Halep, meanwhile, is riding a 12-match win streak at Wimbledon into her third semifinal at the Slam and taking on No. 17 Rybakina. Halep is coming off of a straight-set win over Amanda Anisimova, 6-2, 6-4.

She’s beaten Rybakina in their previous two matches, although by a mere handful of points. Rybakina, meanwhile, needed three sets to beat Ajila Tomljanovic, 6-4, 2-6, 3-6.

Both matches will take place starting at 8 a.m. ET Thursday on ESPN.

Four men wearing “Where is Peng Shuai?” T-shirts at Wimbledon were stopped by security and warned about “political messaging,” leading to an public outcry.

Tennis legend Martina Navratilova voiced her anger over the situation, in which four men representing the Free Tibet human rights organization were told not to approach other spectators about the Chinese tennis star. In December, Peng accused a high-ranking official in the Chinese government of sexual assault. Soon after, she disappeared from the public eye, only to resurface later and walk back her allegations.

Peng has since retired from tennis.

“We were peacefully walking around the grounds, occasionally talking to people about Peng Shuai,” Free Tibet representative Will Hoyles told Telegraph Sport.
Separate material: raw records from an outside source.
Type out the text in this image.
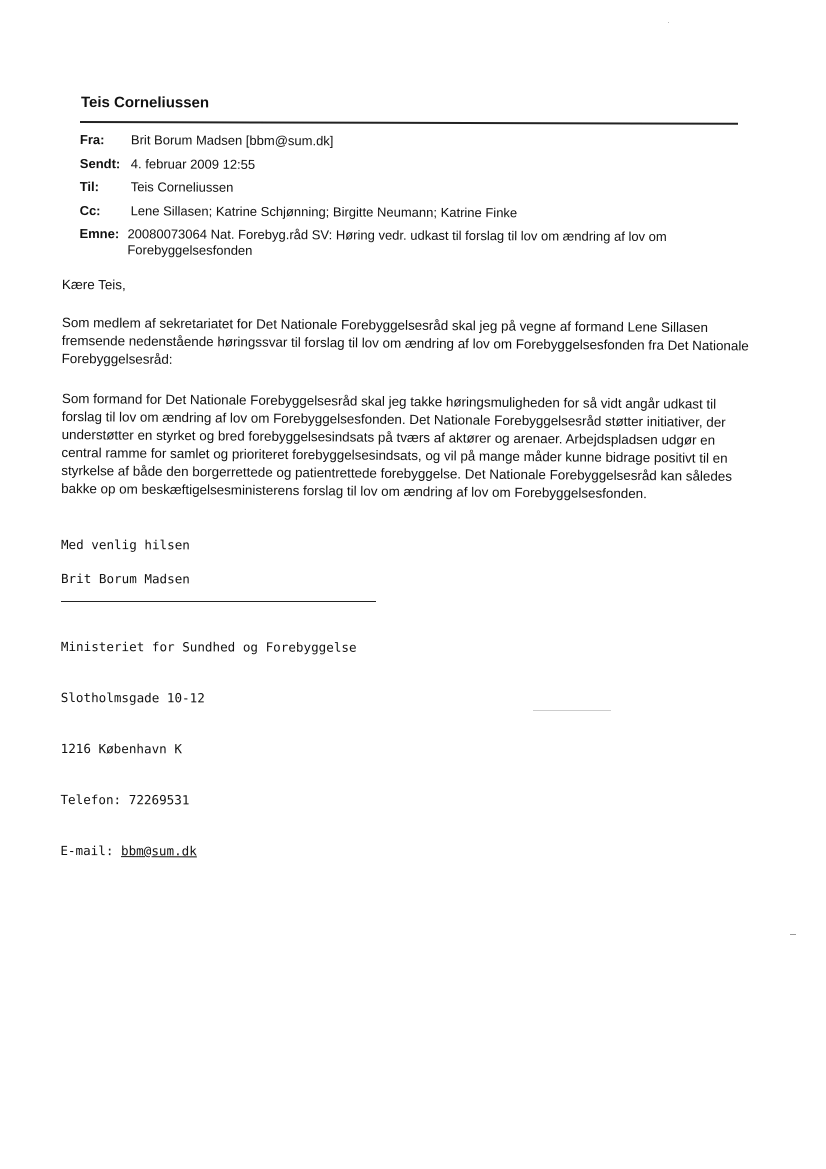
Teis Corneliussen
Fra:	Brit Borum Madsen [bbm@sum.dk]
Sendt: 4. februar 2009 12:55
Til:	Teis Corneliussen
Cc:	Lene Sillasen; Katrine Schjønning; Birgitte Neumann; Katrine Finke
Emne: 20080073064 Nat. Forebyg.råd SV: Høring vedr. udkast til forslag til lov om ændring af lov om Forebyggelsesfonden
Kære Teis,
Som medlem af sekretariatet for Det Nationale Forebyggelsesråd skal jeg på vegne af formand Lene Sillasen fremsende nedenstående høringssvar til forslag til lov om ændring af lov om Forebyggelsesfonden fra Det Nationale Forebyggelsesråd:
Som formand for Det Nationale Forebyggelsesråd skal jeg takke høringsmuligheden for så vidt angår udkast til forslag til lov om ændring af lov om Forebyggelsesfonden. Det Nationale Forebyggelsesråd støtter initiativer, der understøtter en styrket og bred forebyggelsesindsats på tværs af aktører og arenaer. Arbejdspladsen udgør en central ramme for samlet og prioriteret forebyggelsesindsats, og vil på mange måder kunne bidrage positivt til en styrkelse af både den borgerrettede og patientrettede forebyggelse. Det Nationale Forebyggelsesråd kan således bakke op om beskæftigelsesministerens forslag til lov om ændring af lov om Forebyggelsesfonden.
Med venlig hilsen
Brit Borum Madsen

Ministeriet for Sundhed og Forebyggelse

Slotholmsgade 10-12

1216 København K

Telefon: 72269531

E-mail: bbm@sum.dk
“We were getting huge support from people around the grounds. At one point security staff started questioning us and when we said we were just talking to people she told us not to approach people and that Wimbledon wants to remain politically neutral. Peng Shuai is still not free and WTA agrees. Wimbledon should be speaking out for her release and not trying to stop tennis fans discussing human rights.”

On Twitter, Navratilova wrote, “What? Not allowed to speak?!? WTH?”

The All England Club later confirmed the interaction.

“We can confirm that four guests were approached today by security whilst walking outside No 1 Court,” a spokesperson said. “These individuals are now enjoying their day with us and continue to be able to wear their T-shirts. Like much of the tennis community and people around the world more broadly, we remain very concerned for Peng Shuai and we continue to support the WTA’s efforts.”

In January, Tennis Australia came under fire after banning “Where is Peng Shuai?” T-shirts at the Australian Open. The ruling was later reversed.

The WTA has responded harshly to China’s response, pulling all tournaments out of the country until further notice.